I could tell you or you can find a really good teacher to help guide you. You know, that's what teachers do right?
Sounds like you need to go to a qualified jazz DB instructor who will help guide you to your goal or help you define it. And if they don't, go find a different person. And just because they specialize in jazz doesn't mean they don't know about arco technique.
I also do not mean to imply that Jazz Bassists/teachers do not know about arco. I just thought that orchestral players would be (generally) more suited to offer advice. So, I apologize if I've offended you in anyway.
In terms of goals, I find it helpful to have several levels of goals: long-term, short-term and everything in between. It motivates me and keeps me focused and practicing. For example, I have a long term goal at being more fluent with the bow. In 3-4 years I hope to be playing regularly in small orchestras, while gathering a classical resume for myself (whatever that means!).
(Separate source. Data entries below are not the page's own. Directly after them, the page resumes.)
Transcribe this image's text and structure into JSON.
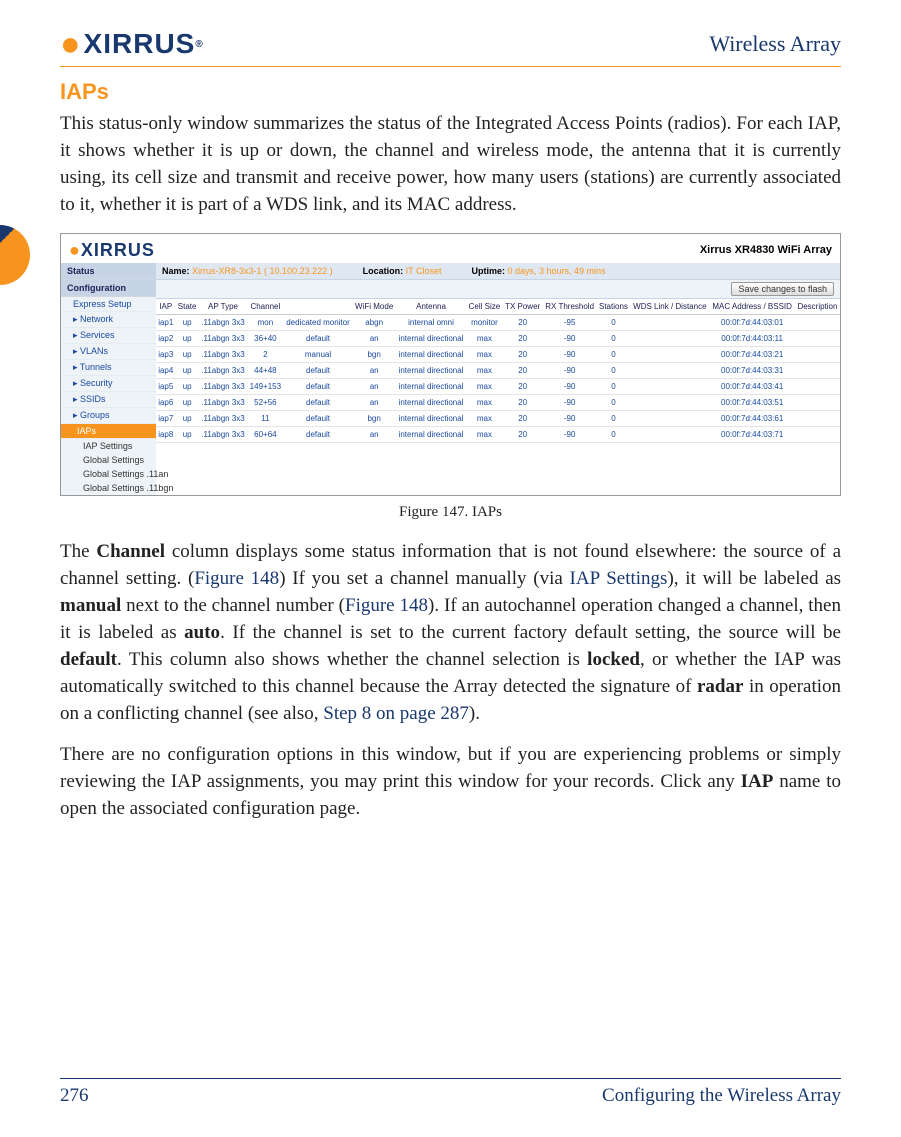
{
  "header": {
    "logo_text": "XIRRUS",
    "doc_title": "Wireless Array"
  },
  "section": {
    "heading": "IAPs",
    "intro": "This status-only window summarizes the status of the Integrated Access Points (radios). For each IAP, it shows whether it is up or down, the channel and wireless mode, the antenna that it is currently using, its cell size and transmit and receive power, how many users (stations) are currently associated to it, whether it is part of a WDS link, and its MAC address.",
    "figure_caption": "Figure 147. IAPs",
    "para2_pre": "The ",
    "para2_b1": "Channel",
    "para2_mid1": " column displays some status information that is not found elsewhere: the source of a channel setting. (",
    "para2_link1": "Figure 148",
    "para2_mid2": ") If you set a channel manually (via ",
    "para2_link2": "IAP Settings",
    "para2_mid3": "), it will be labeled as ",
    "para2_b2": "manual",
    "para2_mid4": " next to the channel number (",
    "para2_link3": "Figure 148",
    "para2_mid5": "). If an autochannel operation changed a channel, then it is labeled as ",
    "para2_b3": "auto",
    "para2_mid6": ". If the channel is set to the current factory default setting, the source will be ",
    "para2_b4": "default",
    "para2_mid7": ". This column also shows whether the channel selection is ",
    "para2_b5": "locked",
    "para2_mid8": ", or whether the IAP was automatically switched to this channel because the Array detected the signature of ",
    "para2_b6": "radar",
    "para2_mid9": " in operation on a conflicting channel (see also, ",
    "para2_link4": "Step 8 on page 287",
    "para2_end": ").",
    "para3_pre": "There are no configuration options in this window, but if you are experiencing problems or simply reviewing the IAP assignments, you may print this window for your records. Click any ",
    "para3_b1": "IAP",
    "para3_end": " name to open the associated configuration page."
  },
  "screenshot": {
    "logo": "XIRRUS",
    "model": "Xirrus XR4830 WiFi Array",
    "info": {
      "name_lbl": "Name:",
      "name_val": "Xirrus-XR8-3x3-1   ( 10.100.23.222 )",
      "loc_lbl": "Location:",
      "loc_val": "IT Closet",
      "uptime_lbl": "Uptime:",
      "uptime_val": "0 days, 3 hours, 49 mins"
    },
    "save_button": "Save changes to flash",
    "sidebar": {
      "status": "Status",
      "config": "Configuration",
      "items": [
        "Express Setup",
        "Network",
        "Services",
        "VLANs",
        "Tunnels",
        "Security",
        "SSIDs",
        "Groups"
      ],
      "active": "IAPs",
      "subs": [
        "IAP Settings",
        "Global Settings",
        "Global Settings .11an",
        "Global Settings .11bgn"
      ]
    },
    "table": {
      "cols": [
        "IAP",
        "State",
        "AP Type",
        "Channel",
        "",
        "WiFi Mode",
        "Antenna",
        "Cell Size",
        "TX Power",
        "RX Threshold",
        "Stations",
        "WDS Link / Distance",
        "MAC Address / BSSID",
        "Description"
      ],
      "rows": [
        [
          "iap1",
          "up",
          ".11abgn 3x3",
          "mon",
          "dedicated monitor",
          "abgn",
          "internal omni",
          "monitor",
          "20",
          "-95",
          "0",
          "",
          "00:0f:7d:44:03:01",
          ""
        ],
        [
          "iap2",
          "up",
          ".11abgn 3x3",
          "36+40",
          "default",
          "an",
          "internal directional",
          "max",
          "20",
          "-90",
          "0",
          "",
          "00:0f:7d:44:03:11",
          ""
        ],
        [
          "iap3",
          "up",
          ".11abgn 3x3",
          "2",
          "manual",
          "bgn",
          "internal directional",
          "max",
          "20",
          "-90",
          "0",
          "",
          "00:0f:7d:44:03:21",
          ""
        ],
        [
          "iap4",
          "up",
          ".11abgn 3x3",
          "44+48",
          "default",
          "an",
          "internal directional",
          "max",
          "20",
          "-90",
          "0",
          "",
          "00:0f:7d:44:03:31",
          ""
        ],
        [
          "iap5",
          "up",
          ".11abgn 3x3",
          "149+153",
          "default",
          "an",
          "internal directional",
          "max",
          "20",
          "-90",
          "0",
          "",
          "00:0f:7d:44:03:41",
          ""
        ],
        [
          "iap6",
          "up",
          ".11abgn 3x3",
          "52+56",
          "default",
          "an",
          "internal directional",
          "max",
          "20",
          "-90",
          "0",
          "",
          "00:0f:7d:44:03:51",
          ""
        ],
        [
          "iap7",
          "up",
          ".11abgn 3x3",
          "11",
          "default",
          "bgn",
          "internal directional",
          "max",
          "20",
          "-90",
          "0",
          "",
          "00:0f:7d:44:03:61",
          ""
        ],
        [
          "iap8",
          "up",
          ".11abgn 3x3",
          "60+64",
          "default",
          "an",
          "internal directional",
          "max",
          "20",
          "-90",
          "0",
          "",
          "00:0f:7d:44:03:71",
          ""
        ]
      ]
    }
  },
  "footer": {
    "page": "276",
    "section": "Configuring the Wireless Array"
  }
}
In order to get there, I'm practicing a few hours a day, all the usual stuff: scales, etudes, solos etc. But also I'm going to audition for some community orchestras in a few weeks. Once I get to the community orchestra, the next goal will be to learn how to play in a section, how to follow a conductor, all while playing the bass and trying to stay in tune with good posture etc. Playing in ensembles with other people makes the journey more fun and not all about practicing (but I assume you play with other people.)
I felt so inclined to respond to your post because I so know what you're talking about, and I'm sure there's a ton of other people who feel or have felt this way about playing: it takes patience to get through things. Learning how to balance the big and small picture will help reaching goals not feel so hopeless. But it's still frustrating. For example, today I was practicing Storch-Hrabe etudes with the metronome and man! They are so hard! Each one has a passage that's so tricky and I've been working on these for a long, long time. Frustrating but at the same time I know I'm improving because I am winning some of the small battles in the music.
Hope this helps. Even if you end up playing jazz, it's the same thing. I'm actually a professional jazz bassist, and went through the years of struggling with the instrument, learning fast tempos, crazy keys etc. Jazz actually has a lot of goalposts to set for yourself. Good luck!
I think of a teacher like a personal trainer. Bass is kind of like working out, in that sometimes it's difficult to break through certain walls.
How often do you practice? I have a feeling you practice at least an hour every day, but if not, you may be fooling yourself with the issues in your original post.
Most likely, you are doing fine. If you are used to receiving praise from laypeople, then perhaps you have progressed beyond the point where your month-to-month gains make any difference to them.